PHOTO CAPTION: Khyzyl Saleem produced this illustration of what an Electric GT-version of a Tesla Model S might look like.

Here Comes Electric GT Racing

If all goes according to plan, there'll be a second electric car racing series besides Formula E, this on using stripped-down Tesla Model S sedans.

Published: 17-Mar-2016

Just this past weekend in Mexico City, Formula E completed the fifth race in its second season, drawing increasing numbers of spectators curious about what all-electric, open-wheel, FIA Formula racing looks, smells, and sounds like. It still looks fast, smells of burning tire rubber, and sounds... well, a lot less noisy than the hornet's nest screams of the ICE-age racers they might be used to. You can watch past races on their Youtube channel,

If co-founders Mark Gemmel and Agustin Paya have their way, in 2017 there will be a second all-electric racing series, this one called Electric GT (Grand Touring). Unlike the custom-built open-wheel cars of Formula E, this series will feature production 'stock cars,' starting the first year with Tesla Model S P85s.

The organizers chose the P85s because of their 85kWh battery packs and rear-wheel drive, which is preferred for racing. Like Formula E's first season, all the teams will use the same Model S. While they will strip the cars of unnecessary weight, improve braking and cooling, and make aerodynamic changes to increase down force, they won't be permitted to make any changes to the drive system. The battery, controller and motor won't be modified. That will come in succeeding years.

While the stock version of the Model S P85 has a driving range of up to 250 miles on a charge, in racing conditions, that will drop sharply. Formula E solves the problem in its hour-long races by having the drivers pull into the pit and change cars to one with a freshly topped-off battery pack.
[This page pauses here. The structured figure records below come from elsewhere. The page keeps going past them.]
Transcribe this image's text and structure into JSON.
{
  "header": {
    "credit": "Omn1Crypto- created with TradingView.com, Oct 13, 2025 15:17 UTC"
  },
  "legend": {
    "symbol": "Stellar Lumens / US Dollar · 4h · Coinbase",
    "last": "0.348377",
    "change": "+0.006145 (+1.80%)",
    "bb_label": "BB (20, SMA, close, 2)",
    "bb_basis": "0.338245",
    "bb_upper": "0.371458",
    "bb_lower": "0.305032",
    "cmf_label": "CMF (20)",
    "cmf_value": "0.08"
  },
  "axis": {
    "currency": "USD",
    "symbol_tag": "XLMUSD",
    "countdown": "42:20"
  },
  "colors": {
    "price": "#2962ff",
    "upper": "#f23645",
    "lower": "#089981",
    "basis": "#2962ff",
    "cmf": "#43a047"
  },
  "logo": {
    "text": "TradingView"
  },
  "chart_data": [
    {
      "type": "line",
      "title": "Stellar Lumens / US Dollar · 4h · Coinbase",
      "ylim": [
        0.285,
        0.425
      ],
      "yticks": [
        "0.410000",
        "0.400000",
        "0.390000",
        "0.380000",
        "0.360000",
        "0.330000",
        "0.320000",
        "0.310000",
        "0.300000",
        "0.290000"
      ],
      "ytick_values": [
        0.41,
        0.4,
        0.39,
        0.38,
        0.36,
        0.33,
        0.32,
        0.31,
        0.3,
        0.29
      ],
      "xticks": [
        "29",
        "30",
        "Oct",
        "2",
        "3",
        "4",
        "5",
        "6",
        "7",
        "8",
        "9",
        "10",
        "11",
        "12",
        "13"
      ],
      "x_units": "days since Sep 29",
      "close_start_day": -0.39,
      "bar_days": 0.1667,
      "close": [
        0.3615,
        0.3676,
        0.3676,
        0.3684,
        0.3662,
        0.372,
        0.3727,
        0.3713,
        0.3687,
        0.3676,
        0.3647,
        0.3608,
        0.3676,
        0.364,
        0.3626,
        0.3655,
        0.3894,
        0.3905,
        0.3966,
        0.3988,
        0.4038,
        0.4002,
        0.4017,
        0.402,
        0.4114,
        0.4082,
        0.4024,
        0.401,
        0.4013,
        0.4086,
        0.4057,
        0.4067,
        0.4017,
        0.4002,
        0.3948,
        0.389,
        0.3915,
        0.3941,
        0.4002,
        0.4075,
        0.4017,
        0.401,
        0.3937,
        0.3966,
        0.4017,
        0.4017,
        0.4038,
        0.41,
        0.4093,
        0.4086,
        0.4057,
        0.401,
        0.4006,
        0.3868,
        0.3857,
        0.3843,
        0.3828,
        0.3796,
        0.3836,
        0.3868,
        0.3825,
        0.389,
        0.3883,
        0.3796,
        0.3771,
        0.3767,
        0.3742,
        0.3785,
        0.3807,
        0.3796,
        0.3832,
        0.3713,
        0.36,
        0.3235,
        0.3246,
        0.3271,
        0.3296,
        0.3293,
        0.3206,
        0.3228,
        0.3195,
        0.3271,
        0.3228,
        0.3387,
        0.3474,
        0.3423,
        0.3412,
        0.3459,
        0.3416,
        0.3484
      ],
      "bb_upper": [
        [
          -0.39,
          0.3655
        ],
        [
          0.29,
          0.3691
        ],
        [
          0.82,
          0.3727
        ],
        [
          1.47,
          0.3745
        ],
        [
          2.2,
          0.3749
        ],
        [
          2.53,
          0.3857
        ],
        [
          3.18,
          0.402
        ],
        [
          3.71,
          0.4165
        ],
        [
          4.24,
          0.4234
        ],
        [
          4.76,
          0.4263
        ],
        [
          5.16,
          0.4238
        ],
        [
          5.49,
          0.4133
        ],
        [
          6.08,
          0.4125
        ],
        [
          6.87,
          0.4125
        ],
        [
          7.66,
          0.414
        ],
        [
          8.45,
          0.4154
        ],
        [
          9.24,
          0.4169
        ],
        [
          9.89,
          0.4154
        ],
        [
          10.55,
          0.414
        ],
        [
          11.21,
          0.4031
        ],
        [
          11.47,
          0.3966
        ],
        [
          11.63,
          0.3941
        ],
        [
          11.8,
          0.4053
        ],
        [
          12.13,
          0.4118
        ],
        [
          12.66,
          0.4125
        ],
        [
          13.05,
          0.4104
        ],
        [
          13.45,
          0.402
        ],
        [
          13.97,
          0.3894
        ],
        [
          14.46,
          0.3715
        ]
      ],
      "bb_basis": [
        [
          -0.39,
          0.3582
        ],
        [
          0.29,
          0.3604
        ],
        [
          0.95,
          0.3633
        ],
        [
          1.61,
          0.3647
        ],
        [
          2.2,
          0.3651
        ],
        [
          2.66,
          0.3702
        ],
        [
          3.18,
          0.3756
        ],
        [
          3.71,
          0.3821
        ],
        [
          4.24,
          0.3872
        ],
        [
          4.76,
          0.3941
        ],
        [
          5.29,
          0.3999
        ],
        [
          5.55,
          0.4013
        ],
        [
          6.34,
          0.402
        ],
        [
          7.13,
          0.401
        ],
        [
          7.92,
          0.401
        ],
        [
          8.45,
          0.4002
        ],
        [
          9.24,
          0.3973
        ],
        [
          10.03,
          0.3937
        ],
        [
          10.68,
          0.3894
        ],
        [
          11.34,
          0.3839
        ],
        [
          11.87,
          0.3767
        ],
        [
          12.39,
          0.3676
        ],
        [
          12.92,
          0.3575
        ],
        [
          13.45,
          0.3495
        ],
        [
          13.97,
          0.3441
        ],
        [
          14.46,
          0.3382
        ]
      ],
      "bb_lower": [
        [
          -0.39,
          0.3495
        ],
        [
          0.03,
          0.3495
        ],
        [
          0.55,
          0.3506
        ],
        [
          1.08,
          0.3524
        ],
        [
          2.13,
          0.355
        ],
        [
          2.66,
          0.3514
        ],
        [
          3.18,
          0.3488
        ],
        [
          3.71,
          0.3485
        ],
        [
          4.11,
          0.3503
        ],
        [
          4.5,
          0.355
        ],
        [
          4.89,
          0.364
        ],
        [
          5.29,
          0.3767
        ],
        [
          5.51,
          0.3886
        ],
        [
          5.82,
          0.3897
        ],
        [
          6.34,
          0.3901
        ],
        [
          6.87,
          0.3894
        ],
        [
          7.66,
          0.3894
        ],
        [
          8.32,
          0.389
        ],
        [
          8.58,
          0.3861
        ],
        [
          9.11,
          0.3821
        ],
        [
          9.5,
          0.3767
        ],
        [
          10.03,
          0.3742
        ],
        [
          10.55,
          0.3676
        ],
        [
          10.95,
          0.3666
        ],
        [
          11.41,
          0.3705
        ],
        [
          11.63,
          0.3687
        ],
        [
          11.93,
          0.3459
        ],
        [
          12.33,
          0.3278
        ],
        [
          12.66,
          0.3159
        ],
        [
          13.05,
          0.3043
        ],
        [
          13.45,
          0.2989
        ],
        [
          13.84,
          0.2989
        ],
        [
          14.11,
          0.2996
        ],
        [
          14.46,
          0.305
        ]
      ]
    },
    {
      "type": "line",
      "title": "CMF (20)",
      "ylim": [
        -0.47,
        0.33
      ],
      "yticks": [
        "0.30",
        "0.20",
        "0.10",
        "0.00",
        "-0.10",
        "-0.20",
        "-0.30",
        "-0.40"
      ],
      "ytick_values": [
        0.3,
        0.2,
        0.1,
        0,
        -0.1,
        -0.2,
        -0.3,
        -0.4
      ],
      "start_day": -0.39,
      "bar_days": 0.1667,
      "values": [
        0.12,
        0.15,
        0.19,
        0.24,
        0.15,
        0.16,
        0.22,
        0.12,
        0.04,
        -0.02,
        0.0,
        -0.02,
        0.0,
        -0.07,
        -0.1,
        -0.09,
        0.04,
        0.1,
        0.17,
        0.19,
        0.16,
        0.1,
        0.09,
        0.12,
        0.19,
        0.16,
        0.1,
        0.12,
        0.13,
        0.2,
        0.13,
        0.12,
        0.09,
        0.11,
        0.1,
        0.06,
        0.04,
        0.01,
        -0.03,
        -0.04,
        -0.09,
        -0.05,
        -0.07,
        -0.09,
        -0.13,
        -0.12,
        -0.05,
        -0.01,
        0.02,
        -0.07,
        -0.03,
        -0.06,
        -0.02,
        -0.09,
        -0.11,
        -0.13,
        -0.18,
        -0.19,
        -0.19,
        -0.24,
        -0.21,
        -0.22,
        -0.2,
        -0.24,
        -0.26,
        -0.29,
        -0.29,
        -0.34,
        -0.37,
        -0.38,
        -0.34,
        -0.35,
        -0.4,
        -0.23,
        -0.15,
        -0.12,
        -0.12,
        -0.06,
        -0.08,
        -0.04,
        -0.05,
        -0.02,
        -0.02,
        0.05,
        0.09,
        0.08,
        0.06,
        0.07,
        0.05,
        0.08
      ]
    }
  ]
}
The entire exchange takes less than 30 seconds. Managing the cars energy consumption is critical. How Electric GT handles this hasn't yet been announced, though organizers are hoping to attract ten teams and twenty cars, so a mid-race car swap might be what's in the works. Tesla briefly demonstrated a fast battery swap system, but that requires multiple exchange systems that might get used once or twice during the race and require costly moves from track to track.

Still in startup phase, Gemmel and Paya reportedly are in talks with various international racing venues with their interest said to be focused on Barcelona-Catalunya in Spain, Donnington Park in England, and Nürburgring in Germany.